The standard Windows tick time - that is the system resolution - is 15.6ms up until Windows 8/2012 where the default behaviour is tickless (but is revertable to ticking kernel). Linux default tick time I believe depends on the kernel compilation, but this niche is well outside my experience (and this one too) so you may wish to double check if you depend on it. Linux kernels I believe are compiled tickless from 2.6.21 and may be compiled with various flags optimizing the tickless behaviour (and of which I only recall a few variants of no_hz).

So much for bare metal systems. In virtual systems it gets worse, as VM and hypervisor contention in different ways make accurate timekeeping extremely difficult.

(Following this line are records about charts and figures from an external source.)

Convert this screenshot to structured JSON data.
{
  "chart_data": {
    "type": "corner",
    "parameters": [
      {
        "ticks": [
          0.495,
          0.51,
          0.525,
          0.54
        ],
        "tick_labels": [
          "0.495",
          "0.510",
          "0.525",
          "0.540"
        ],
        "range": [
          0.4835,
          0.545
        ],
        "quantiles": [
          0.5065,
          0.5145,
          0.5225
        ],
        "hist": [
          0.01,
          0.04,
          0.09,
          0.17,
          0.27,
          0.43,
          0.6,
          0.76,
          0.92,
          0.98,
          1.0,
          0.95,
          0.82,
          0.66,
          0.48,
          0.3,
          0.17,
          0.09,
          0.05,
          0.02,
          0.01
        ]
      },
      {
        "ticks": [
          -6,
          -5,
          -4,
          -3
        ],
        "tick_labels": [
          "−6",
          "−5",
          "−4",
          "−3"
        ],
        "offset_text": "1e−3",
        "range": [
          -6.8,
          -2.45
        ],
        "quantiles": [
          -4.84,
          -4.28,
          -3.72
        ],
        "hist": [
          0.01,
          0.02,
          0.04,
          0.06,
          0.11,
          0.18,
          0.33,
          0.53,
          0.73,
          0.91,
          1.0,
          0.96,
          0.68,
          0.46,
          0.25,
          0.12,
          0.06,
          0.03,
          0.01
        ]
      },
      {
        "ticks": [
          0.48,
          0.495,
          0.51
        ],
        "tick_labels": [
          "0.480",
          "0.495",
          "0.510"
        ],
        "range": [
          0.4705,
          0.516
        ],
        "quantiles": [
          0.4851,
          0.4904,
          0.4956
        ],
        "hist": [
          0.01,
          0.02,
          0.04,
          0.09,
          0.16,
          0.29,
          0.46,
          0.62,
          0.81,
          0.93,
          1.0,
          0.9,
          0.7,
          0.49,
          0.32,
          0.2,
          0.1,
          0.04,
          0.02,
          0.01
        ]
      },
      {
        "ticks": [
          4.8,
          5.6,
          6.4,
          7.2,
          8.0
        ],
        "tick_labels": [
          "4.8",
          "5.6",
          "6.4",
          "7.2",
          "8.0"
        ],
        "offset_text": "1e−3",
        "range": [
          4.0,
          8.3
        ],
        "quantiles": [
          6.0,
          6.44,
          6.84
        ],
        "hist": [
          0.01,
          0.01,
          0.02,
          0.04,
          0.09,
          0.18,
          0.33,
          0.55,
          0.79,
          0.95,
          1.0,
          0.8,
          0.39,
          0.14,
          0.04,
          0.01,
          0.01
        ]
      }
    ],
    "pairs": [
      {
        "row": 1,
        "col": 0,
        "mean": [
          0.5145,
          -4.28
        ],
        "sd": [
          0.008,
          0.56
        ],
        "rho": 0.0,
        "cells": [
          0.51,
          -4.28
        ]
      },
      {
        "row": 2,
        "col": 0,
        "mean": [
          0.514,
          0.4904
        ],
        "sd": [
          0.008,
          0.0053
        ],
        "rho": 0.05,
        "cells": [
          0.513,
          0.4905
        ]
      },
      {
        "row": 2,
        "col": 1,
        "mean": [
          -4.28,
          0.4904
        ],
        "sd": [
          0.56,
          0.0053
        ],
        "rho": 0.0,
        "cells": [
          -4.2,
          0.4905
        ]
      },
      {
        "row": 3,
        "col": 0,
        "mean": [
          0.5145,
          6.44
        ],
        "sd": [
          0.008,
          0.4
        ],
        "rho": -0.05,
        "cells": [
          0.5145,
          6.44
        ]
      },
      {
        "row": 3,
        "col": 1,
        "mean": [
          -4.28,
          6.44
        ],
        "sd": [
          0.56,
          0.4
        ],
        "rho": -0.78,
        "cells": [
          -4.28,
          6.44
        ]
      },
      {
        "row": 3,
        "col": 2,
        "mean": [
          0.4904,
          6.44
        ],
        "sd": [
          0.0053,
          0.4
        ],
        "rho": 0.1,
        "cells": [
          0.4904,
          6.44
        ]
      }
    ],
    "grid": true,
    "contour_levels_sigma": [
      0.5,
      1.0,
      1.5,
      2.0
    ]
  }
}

Here is an overview for VMware and here is one for RHEL KVM. The same holds true for distributed systems. Cloud systems are even more difficult as we do not get even close to seeing actual hypervisors and hardware.

To conclude, getting accurate time out of a system is a multilayered problem. Going now bottom up from a high-level point of view, we have to solve: Internal time synchronization between the hardware and the kernel, interrupt processing and delays to the execution of the instructions we wish the time of, if in a virtual environment inaccuracies due to the encapsulation of a second OS layer, the synchronization of time between distributed systems.

Therefore at this point in the history of computing we will not get milisecond level accuracy out of an x86/x64 architecture, at least not using any of the run-of-the-mill operating systems.

But how close can we get? I don't know and it ought to vary greatly between different systems. Getting a grip on the inaccuracy in ones own specific systems is a daunting task. One need only look at how Intel suggests code benchmarking should be done to see that ordinary systems, such as the ones I happen to find myself administering, are very much out of control in this perspective.

I don't even comtemplate acheiving "All power optimization, Intel Hyper-Threading technology, frequency scaling and turbo mode functionalities were turned off" in critical systems, much less tinker with code wrappers in C and running long term tests to get subsequent answers. I just try to keep them alive and learn as much as I can about them without disturbing them too much. Thank you timestamp, I know I can't trust you fully but I do know you're not too many seconds off. When actual millisecond accuracy does get important, one measure is not enough, but a greater number of measurements are needed to verify the pattern. What else can we do?

Lastly, it is interesting to look at how the realtime OS-people think interrupt latency. There is also a very exciting time synch alternative in the works, where quite a bit of interesting statistics, methodology and whitepapers are made public. Add future hardware architecture and kernel developments to that and in a few years this timekeeping accuracy thing may no longer be such a problem. One may hope.